Lauchlin stepped up to him. The man was clearly worked up, had been nursing this grievance for the past two days, and he was the sort who’d never let it go, inflamed as he was now against Clement.

“Like I said, we pumped you what you asked for.”

“I almost didn’t make the top of the mountain she was bucking so bad. Did I ask for that? Did I?”

Lauchlin knew he should end this before it turned worse, the gas was due him, yes, but he couldn’t bring himself to admit blame,
not yet, not to this man. “You seem to have a hell of a time with that mountain.”

“It’s not the goddamn mountain. It’s you people, jerking a man around like you do.”
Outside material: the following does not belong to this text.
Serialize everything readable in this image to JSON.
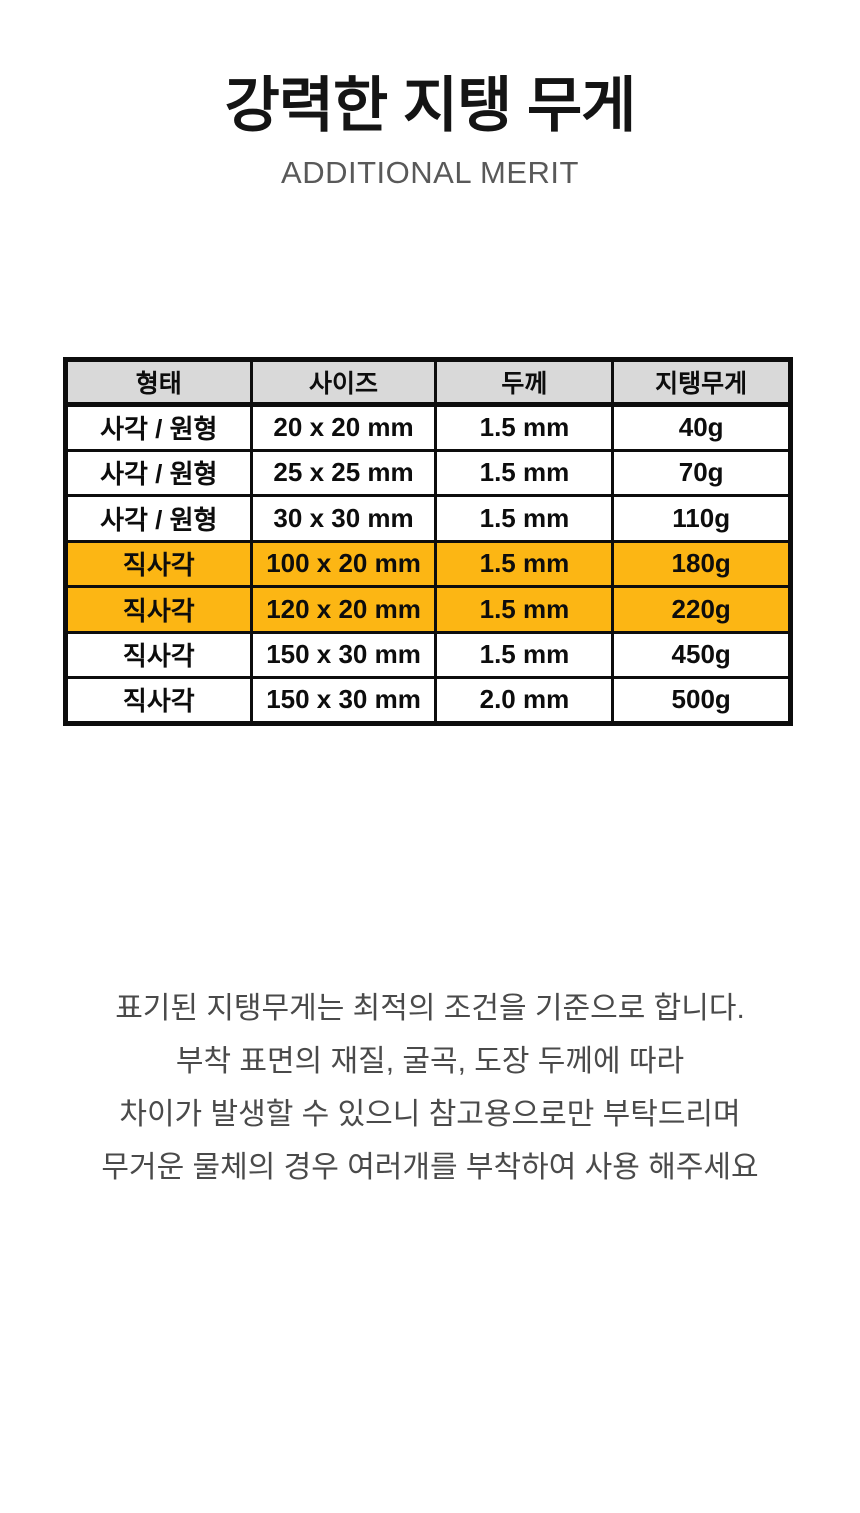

There was a gleam of blank hatred in his eyes and Lauchlin flinched from it, it seemed so exaggerated, misplaced. Later Lauchlin could not remember if he himself had mistakenly started it, he might have put his hand on Cooper’s chest, just lightly as he was about to speak, to tell him, Okay, I’ll replace the bad gas you think I sold you, he wasn’t sure anymore because it happened so fast, and probably he would never have stuck himself so close to Cooper’s face anyway if he hadn’t just come from Clement’s, with a fresh vision of an errant axe wheeling through the air, but he saw the man’s lips tighten and he knew instinctively that a fist was coming and he slipped his head aside just enough, Cooper’s knuckles ripped across his ear as he caught Cooper with a short blow to the ribs that made him grunt. But that was all the boxing. Cooper seized him around the neck, tried to throw him down and they wrestled in a clumsy circle, locked together, their shoes tearing up the gravel, and Lauchlin began to panic in Cooper’s smothering embrace, so attuned was he to his stuttering heart, it drained his concentration, his breath was coming short and he opened his mouth wide, Your nose your nose! Lou Nemis used to yell at him in sparring, Don’t breathe through your mouth! Cooper sensed that slight slackening and slammed him back against the door of his truck, and where once Lauchlin would have sprung back and caught him cleanly with a right hand without even thinking, easily he could have cut him down, but now he thought, I don’t want to give out in front of this man, I don’t want to collapse to my knees like I did that afternoon, clutching my chest like a ham actor, he isn’t worth that humiliation, that risk. Lauchlin stood with his back against the warm metal of the truck, panting, a fist cocked, and Cooper seemed willing to settle for
that. He gave Lauchlin a sharp snort of contempt, a sound Lauchlin had heard before when he was young, in the schoolyard, at a dance, a party, in the gym—a man suddenly unsure if he can beat you, and just as glad he doesn’t have to find out, not at the moment.